Outra característica do atendimento online foi a oportunidade de conhecer brevemente a intimidade das casas das pessoas atendidas, invertendo o padrão habitual, no qual os pacientes comparecem ao consultório. Este tipo de contato permitiu uma compreensão melhor do ambiente familiar, o que me parece ter ajudado na orientação de algumas condutas clínicas.
As teleconsultas permitiram a emissão de laudos técnicos para a maioria das pessoas (95%), os quais eram encaminhados a médicas e médicos locais ou a instituições de saúde ou previdência social. Aparentemente, estes laudos foram úteis para a orientação clínica à distância e obtenção de benefícios legais, incluindo as declarações de necessidades especiais.
Finalmente, as teleconsultas permitiram o aconselhamento genético para 70% das pessoas atendidas, as quais ainda não possuíam informações seguras sobre a hereditariedade das NF.
NF1
Na maioria das pessoas (92%) realizamos o diagnóstico de neurofibromatose do tipo 1 (NF1) e o atendimento online parece ter sido útil para aquelas que apresentavam as formas menos graves da doença, pois suas principais demandas eram esclarecimento diagnóstico (38%), orientações gerais e laudos técnicos.
As pessoas com as formas mais graves da NF1, que apresentavam demandas como dor, problemas neurológicos, suspeita de transformação maligna etc., geralmente não puderam ser avaliadas com segurança por videoconferência e exigiram novos exames clínicos presenciais (31%) para orientação adequada.
Schwannomatoses
As pessoas com Schwannomatoses (ligadas ao gene NF2 ou ao gene SMARCB1 ou ao gene LZTR1) corresponderam a 5,6% dos atendimentos.

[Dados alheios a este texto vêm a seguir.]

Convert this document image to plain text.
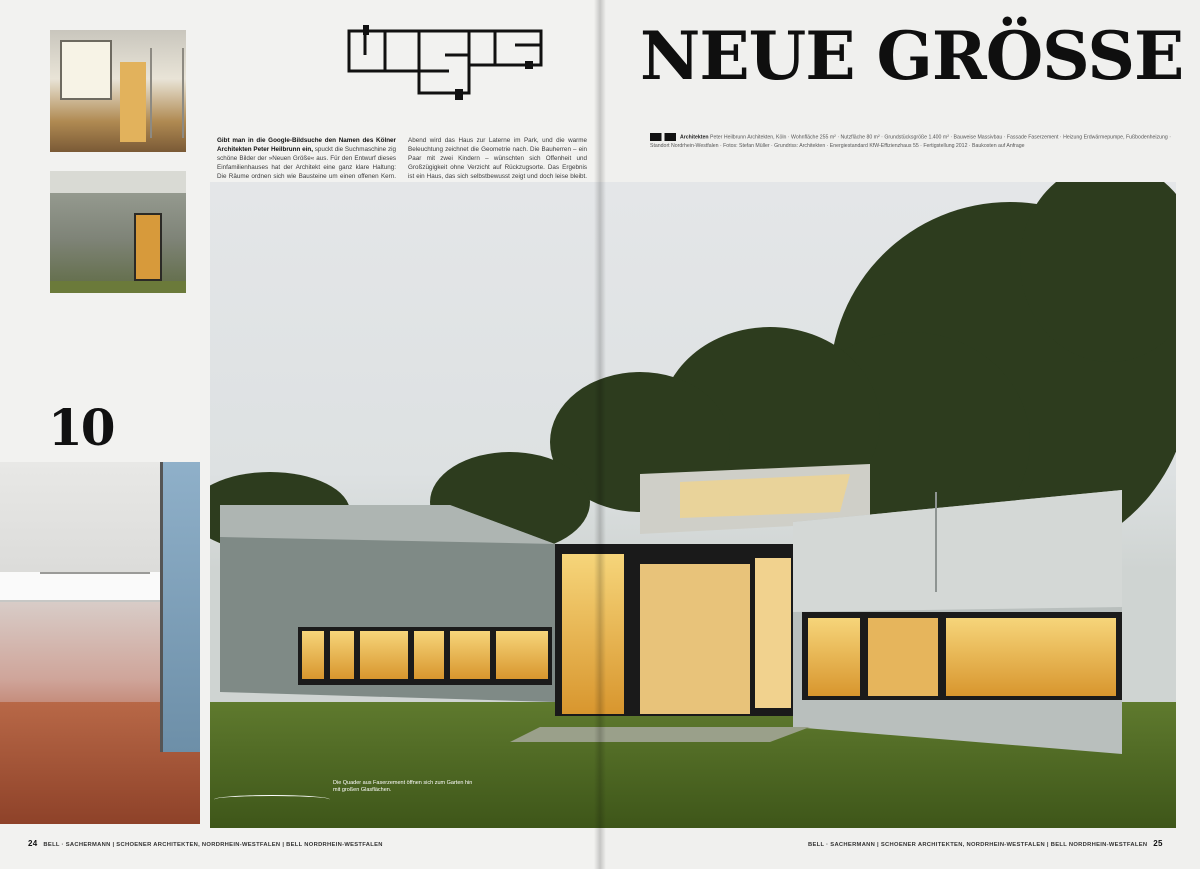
10
Gibt man in die Google-Bildsuche den Namen des Kölner Architekten Peter Heilbrunn ein, spuckt die Suchmaschine zig schöne Bilder der »Neuen Größe« aus. Für den Entwurf dieses Einfamilienhauses hat der Architekt eine ganz klare Haltung: Die Räume ordnen sich wie Bausteine um einen offenen Kern. Abend wird das Haus zur Laterne im Park, und die warme Beleuchtung zeichnet die Geometrie nach. Die Bauherren – ein Paar mit zwei Kindern – wünschten sich Offenheit und Großzügigkeit ohne Verzicht auf Rückzugsorte. Das Ergebnis ist ein Haus, das sich selbstbewusst zeigt und doch leise bleibt.
24 BELL · SACHERMANN | SCHOENER ARCHITEKTEN, NORDRHEIN-WESTFALEN | BELL NORDRHEIN-WESTFALEN	BELL · SACHERMANN | SCHOENER ARCHITEKTEN, NORDRHEIN-WESTFALEN | BELL NORDRHEIN-WESTFALEN 25
NEUE GRÖSSE
Architekten Peter Heilbrunn Architekten, Köln · Wohnfläche 255 m² · Nutzfläche 80 m² · Grundstücksgröße 1.400 m² · Bauweise Massivbau · Fassade Faserzement · Heizung Erdwärmepumpe, Fußbodenheizung · Standort Nordrhein-Westfalen · Fotos: Stefan Müller · Grundriss: Architekten · Energiestandard KfW-Effizienzhaus 55 · Fertigstellung 2012 · Baukosten auf Anfrage
Die Quader aus Faserzement öffnen sich zum Garten hin mit großen Glasflächen.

Ao contrário das pessoas com NF1, todas elas apresentavam problemas complexos que não puderam ser avaliados de forma segura por telemedicina, exigindo novo exame médico presencial ou o acompanhamento da teleconsultas por uma (o) colega médica (o) presente no local durante a videoconferência.
Fatores desfavoráveis
Sem dúvida, a principal desvantagem da teleconsulta é a impossibilidade do contato pessoal, que deve acontecer no atendimento presencial. O distanciamento físico na internet dificulta o relacionamento humano e o estabelecimento da confiança entre as pessoas, o que é fundamental para a orientação médica segura, especialmente quando envolve decisões delicadas e de risco.
A falta do exame físico (toque, ausculta, palpação, percussão, medidas neurológicas etc.) reduziu a observação clínica a uma inspeção visual por meio da câmera. Esta limitação da consulta online parece-me insuperável nos casos em que há outras manifestações clínicas (tumores, displasias, déficits neurológicos etc.), além das manchas café com leite e efélides.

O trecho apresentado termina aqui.